To solve the problem, we need to evaluate the three statements provided regarding simple harmonic motion (SHM) and determine their validity.
### Step 1: Analyze Statement 1
**Statement 1:** In SHM, the scalar product of velocity and acceleration is always negative.
- The displacement in SHM can be expressed as \( x(t) = A \sin(\omega t) \).
- The velocity \( v(t) \) is the first derivative of displacement:
\[
v(t) = \frac{dx}{dt} = A \omega \cos(\omega t)
\]
- The acceleration \( a(t) \) is the second derivative of displacement:
\[
a(t) = \frac{d^2x}{dt^2} = -A \omega^2 \sin(\omega t)
\]
- The scalar product (dot product) of velocity and acceleration is given by:
\[
\mathbf{a} \cdot \mathbf{v} = |\mathbf{a}| |\mathbf{v}| \cos(\theta)
\]
where \( \theta \) is the angle between the velocity and acceleration vectors. In SHM, velocity and acceleration are always in opposite directions, meaning \( \theta = 180^\circ \).
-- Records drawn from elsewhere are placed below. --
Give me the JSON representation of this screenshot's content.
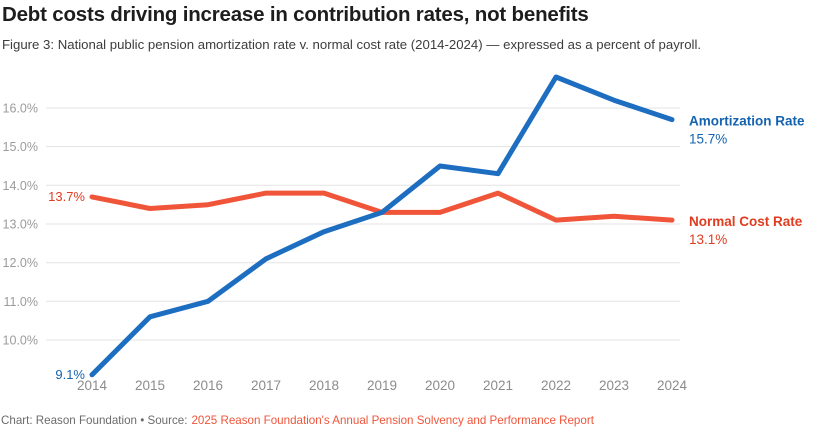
{
  "header": {
    "title": "Debt costs driving increase in contribution rates, not benefits",
    "subtitle": "Figure 3: National public pension amortization rate v. normal cost rate (2014-2024) — expressed as a percent of payroll."
  },
  "chart_data": {
    "type": "line",
    "x": [
      2014,
      2015,
      2016,
      2017,
      2018,
      2019,
      2020,
      2021,
      2022,
      2023,
      2024
    ],
    "series": [
      {
        "name": "Amortization Rate",
        "color": "#1d6ec1",
        "label_color": "#1563af",
        "values": [
          9.1,
          10.6,
          11.0,
          12.1,
          12.8,
          13.3,
          14.5,
          14.3,
          16.8,
          16.2,
          15.7
        ],
        "start_label": "9.1%",
        "end_label": "15.7%"
      },
      {
        "name": "Normal Cost Rate",
        "color": "#f0553a",
        "label_color": "#e03c20",
        "values": [
          13.7,
          13.4,
          13.5,
          13.8,
          13.8,
          13.3,
          13.3,
          13.8,
          13.1,
          13.2,
          13.1
        ],
        "start_label": "13.7%",
        "end_label": "13.1%"
      }
    ],
    "y_ticks": [
      "16.0%",
      "15.0%",
      "14.0%",
      "13.0%",
      "12.0%",
      "11.0%",
      "10.0%"
    ],
    "y_tick_values": [
      16,
      15,
      14,
      13,
      12,
      11,
      10
    ],
    "ylim": [
      9.1,
      16.8
    ],
    "grid": true,
    "legend_position": "right-of-line-ends",
    "xlabel": "",
    "ylabel": "percent of payroll",
    "title": "Debt costs driving increase in contribution rates, not benefits"
  },
  "footer": {
    "credit": "Chart: Reason Foundation • Source:",
    "source_link": "2025 Reason Foundation's Annual Pension Solvency and Performance Report"
  },
  "colors": {
    "amortization_blue_line": "#1d6ec1",
    "amortization_blue_text": "#1563af",
    "normal_cost_red_line": "#f0553a",
    "normal_cost_red_text": "#e03c20",
    "source_link": "#f0553a",
    "gridline": "#e3e3e3",
    "y_axis_label": "#9b9b9b",
    "x_axis_label": "#8c8c8c",
    "footer_text": "#6b6b6b",
    "title_text": "#1d1d1d",
    "subtitle_text": "#3c3c3c"
  }
}
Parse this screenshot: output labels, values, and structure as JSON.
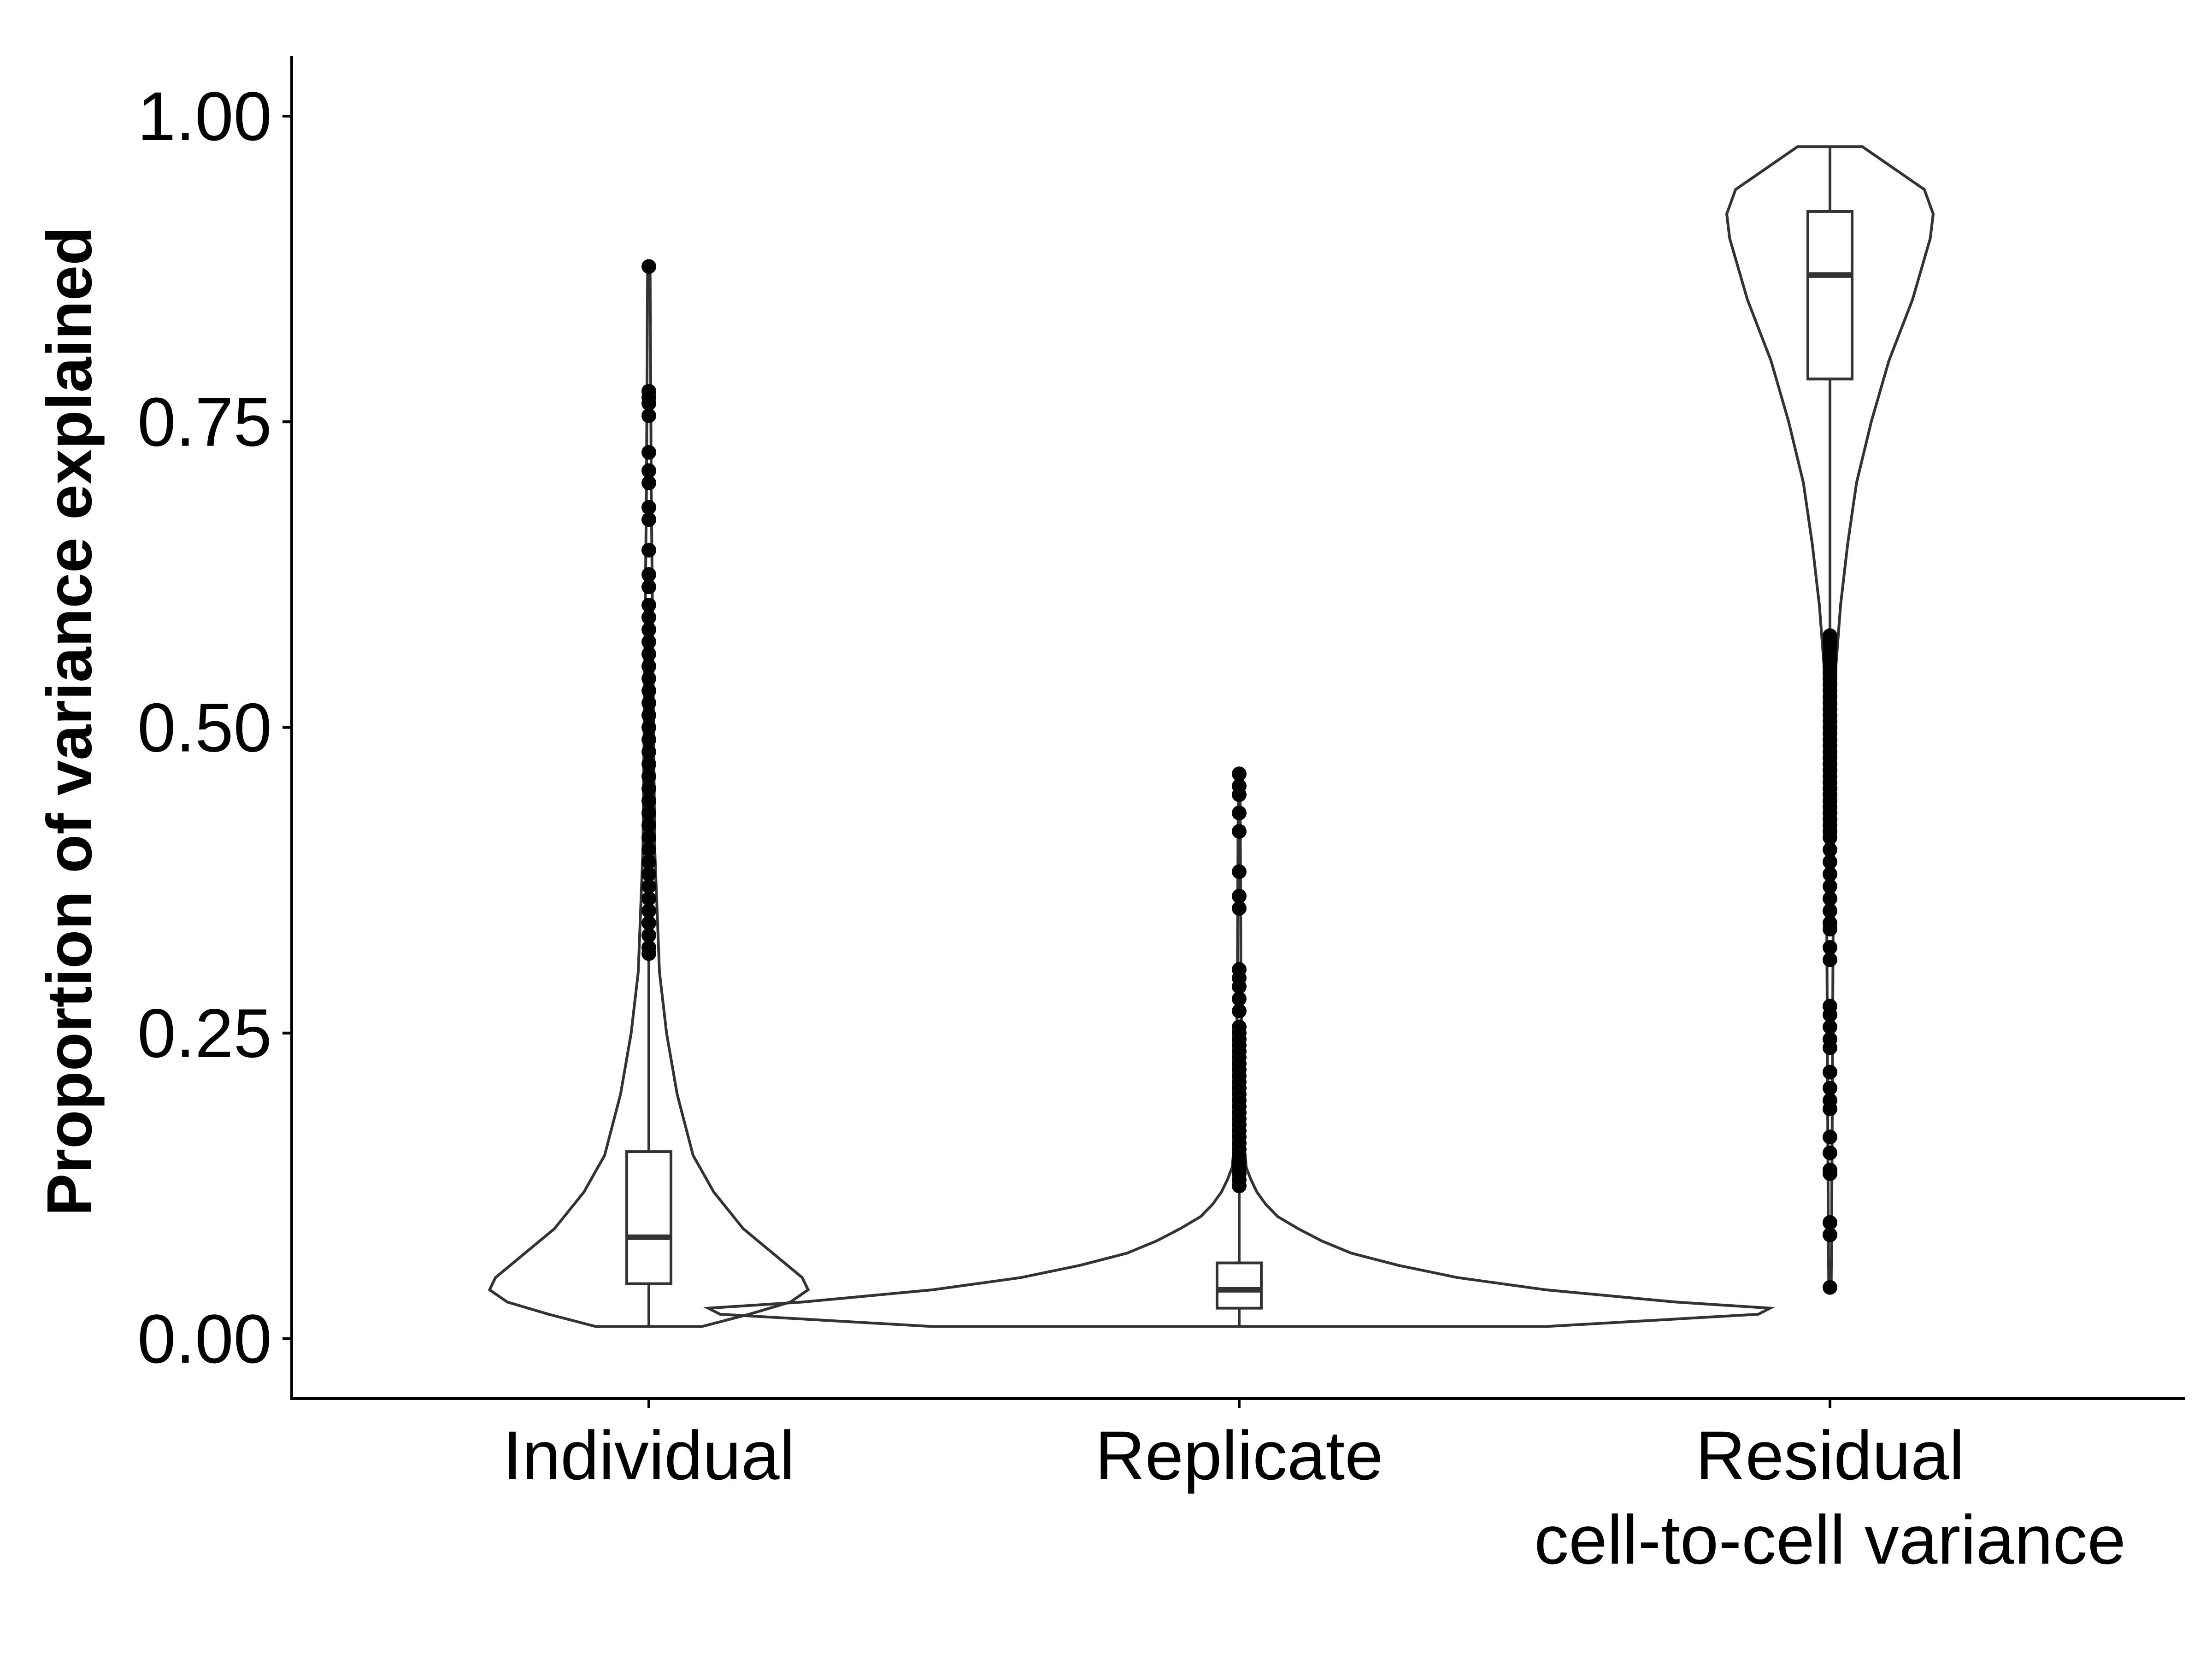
{
  "chart_data": {
    "type": "violin",
    "title": "",
    "xlabel": "",
    "ylabel": "Proportion of variance explained",
    "ylim": [
      -0.05,
      1.05
    ],
    "yticks": [
      0.0,
      0.25,
      0.5,
      0.75,
      1.0
    ],
    "ytick_labels": [
      "0.00",
      "0.25",
      "0.50",
      "0.75",
      "1.00"
    ],
    "grid": false,
    "legend": "none",
    "colors": {
      "outline": "#333333",
      "points": "#000000",
      "axis": "#000000"
    },
    "categories": [
      {
        "label_lines": [
          "Individual"
        ],
        "box": {
          "whisker_low": 0.01,
          "q1": 0.045,
          "median": 0.083,
          "q3": 0.153,
          "whisker_high": 0.31
        },
        "violin": {
          "y": [
            0.01,
            0.02,
            0.03,
            0.04,
            0.05,
            0.07,
            0.09,
            0.12,
            0.15,
            0.2,
            0.25,
            0.3,
            0.4,
            0.5,
            0.6,
            0.7,
            0.8,
            0.877
          ],
          "half_width": [
            0.09,
            0.17,
            0.24,
            0.27,
            0.26,
            0.21,
            0.16,
            0.11,
            0.075,
            0.048,
            0.03,
            0.018,
            0.01,
            0.008,
            0.006,
            0.004,
            0.003,
            0.002
          ]
        },
        "outliers": [
          0.877,
          0.775,
          0.77,
          0.765,
          0.755,
          0.725,
          0.71,
          0.7,
          0.68,
          0.67,
          0.645,
          0.625,
          0.615,
          0.6,
          0.59,
          0.58,
          0.57,
          0.56,
          0.55,
          0.54,
          0.53,
          0.52,
          0.51,
          0.5,
          0.49,
          0.48,
          0.47,
          0.46,
          0.45,
          0.44,
          0.43,
          0.42,
          0.41,
          0.4,
          0.39,
          0.38,
          0.37,
          0.36,
          0.35,
          0.34,
          0.33,
          0.32,
          0.315
        ]
      },
      {
        "label_lines": [
          "Replicate"
        ],
        "box": {
          "whisker_low": 0.01,
          "q1": 0.025,
          "median": 0.04,
          "q3": 0.062,
          "whisker_high": 0.12
        },
        "violin": {
          "y": [
            0.01,
            0.015,
            0.02,
            0.025,
            0.03,
            0.04,
            0.05,
            0.06,
            0.07,
            0.08,
            0.09,
            0.1,
            0.11,
            0.12,
            0.13,
            0.14,
            0.16,
            0.2,
            0.3,
            0.4,
            0.46
          ],
          "half_width": [
            0.52,
            0.7,
            0.88,
            0.9,
            0.74,
            0.52,
            0.37,
            0.27,
            0.19,
            0.14,
            0.1,
            0.065,
            0.045,
            0.03,
            0.02,
            0.012,
            0.008,
            0.005,
            0.003,
            0.002,
            0.0015
          ]
        },
        "outliers": [
          0.462,
          0.452,
          0.445,
          0.43,
          0.415,
          0.382,
          0.362,
          0.352,
          0.302,
          0.295,
          0.288,
          0.278,
          0.268,
          0.255,
          0.25,
          0.245,
          0.24,
          0.235,
          0.23,
          0.225,
          0.22,
          0.215,
          0.21,
          0.205,
          0.2,
          0.195,
          0.19,
          0.185,
          0.18,
          0.175,
          0.17,
          0.165,
          0.16,
          0.155,
          0.15,
          0.145,
          0.14,
          0.135,
          0.13,
          0.125
        ]
      },
      {
        "label_lines": [
          "Residual",
          "cell-to-cell variance"
        ],
        "box": {
          "whisker_low": 0.58,
          "q1": 0.785,
          "median": 0.87,
          "q3": 0.922,
          "whisker_high": 0.975
        },
        "violin": {
          "y": [
            0.042,
            0.1,
            0.2,
            0.3,
            0.4,
            0.5,
            0.55,
            0.6,
            0.65,
            0.7,
            0.75,
            0.8,
            0.85,
            0.9,
            0.92,
            0.94,
            0.96,
            0.975
          ],
          "half_width": [
            0.002,
            0.003,
            0.004,
            0.005,
            0.006,
            0.008,
            0.01,
            0.018,
            0.03,
            0.045,
            0.07,
            0.1,
            0.14,
            0.17,
            0.175,
            0.16,
            0.1,
            0.055
          ]
        },
        "outliers": [
          0.575,
          0.57,
          0.565,
          0.56,
          0.555,
          0.55,
          0.545,
          0.54,
          0.535,
          0.53,
          0.525,
          0.52,
          0.515,
          0.51,
          0.505,
          0.5,
          0.495,
          0.49,
          0.485,
          0.48,
          0.475,
          0.47,
          0.465,
          0.46,
          0.455,
          0.45,
          0.445,
          0.44,
          0.435,
          0.43,
          0.425,
          0.42,
          0.415,
          0.41,
          0.4,
          0.39,
          0.38,
          0.37,
          0.36,
          0.35,
          0.34,
          0.335,
          0.32,
          0.31,
          0.272,
          0.265,
          0.255,
          0.245,
          0.238,
          0.218,
          0.205,
          0.195,
          0.188,
          0.165,
          0.152,
          0.138,
          0.135,
          0.095,
          0.085,
          0.042
        ]
      }
    ]
  }
}
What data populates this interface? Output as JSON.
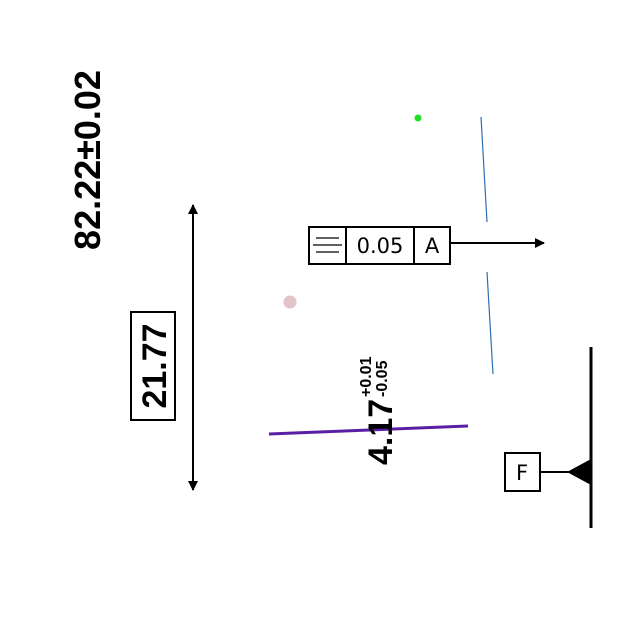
{
  "dimensions": {
    "overall": {
      "nominal": "82.22",
      "tolerance": "±0.02"
    },
    "basic": {
      "value": "21.77"
    },
    "toleranced": {
      "nominal": "4.17",
      "upper_tolerance": "+0.01",
      "lower_tolerance": "-0.05"
    }
  },
  "feature_control_frame": {
    "symbol_icon": "symmetry-icon",
    "tolerance": "0.05",
    "datum_reference": "A"
  },
  "datum_feature": {
    "label": "F"
  },
  "colors": {
    "ink": "#000000",
    "purple_line": "#5b1fa6",
    "blue_line": "#2f6db5",
    "green_dot": "#22dd22",
    "pink_dot": "#e2c3c8"
  }
}
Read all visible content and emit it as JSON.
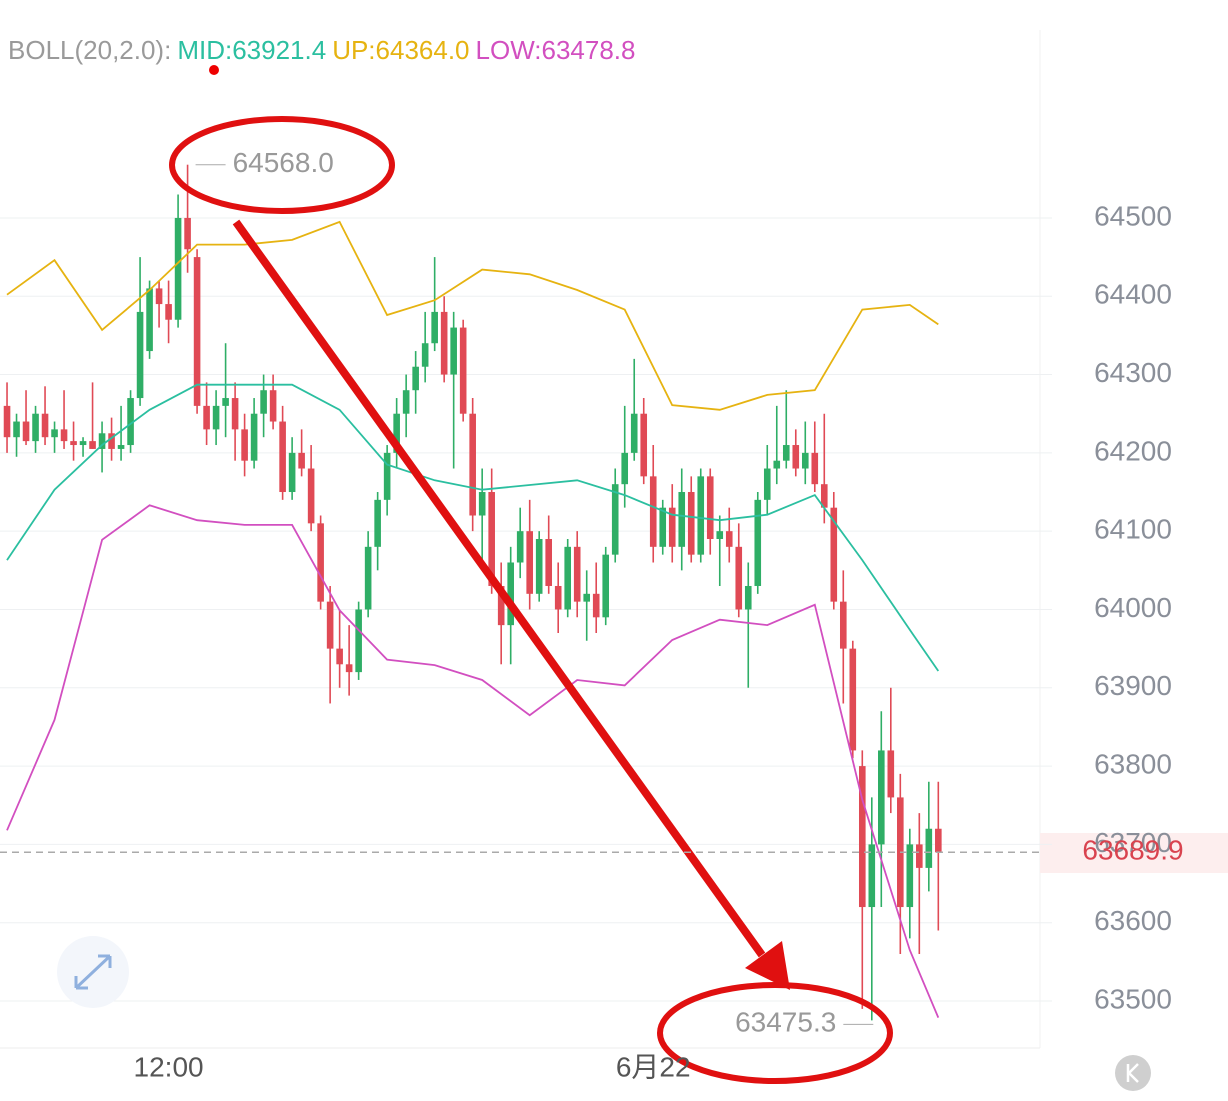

- Therefore, \( \cos(180^\circ) = -1 \), leading to:
\[
\mathbf{a} \cdot \mathbf{v} = -|\mathbf{a}| |\mathbf{v}|
\]
- This confirms that the scalar product is always negative.
**Conclusion for Statement 1:** True.
### Step 2: Analyze Statement 2
**Statement 2:** The time period of a simple pendulum of very large length compared to Earth's radius is 1.4 hours.
- The formula for the time period \( T \) of a simple pendulum is:
\[
T = 2\pi \sqrt{\frac{L}{g}}
\]
where \( L \) is the length of the pendulum and \( g \) is the acceleration due to gravity.
- For very large lengths (i.e., \( L \to \infty \)), the time period approaches:
\[
T = 2\pi \sqrt{\frac{L}{g}} \to \infty
\]
- However, if we consider a specific case where \( L \) is very large but finite, we can calculate it. For a pendulum with a length comparable to the radius of the Earth, we can derive:
\[
T = 2\pi \sqrt{\frac{R_e}{g}} \approx 2\pi \sqrt{\frac{6400 \times 10^3 \, \text{m}}{9.8 \, \text{m/s}^2}} \approx 84.2 \, \text{minutes} \approx 1.4 \, \text{hours}
\]
- This confirms that the statement is indeed true.
**Conclusion for Statement 2:** True.
### Step 3: Analyze Statement 3
**Statement 3:** For a given amplitude of SHM, the total energy of a spring-mass system is independent of the mass of the body.
- The total energy \( E \) of a spring-mass system in SHM is given by:
\[
E = \frac{1}{2} k A^2
\]
where \( k \) is the spring constant and \( A \) is the amplitude.
- Notably, this expression does not contain the mass \( m \) of the body. The energy depends only on the spring constant and the amplitude.
- Thus, for a given amplitude, the total energy is indeed independent of the mass of the body.
**Conclusion for Statement 3:** True.
### Final Conclusion
All three statements are true.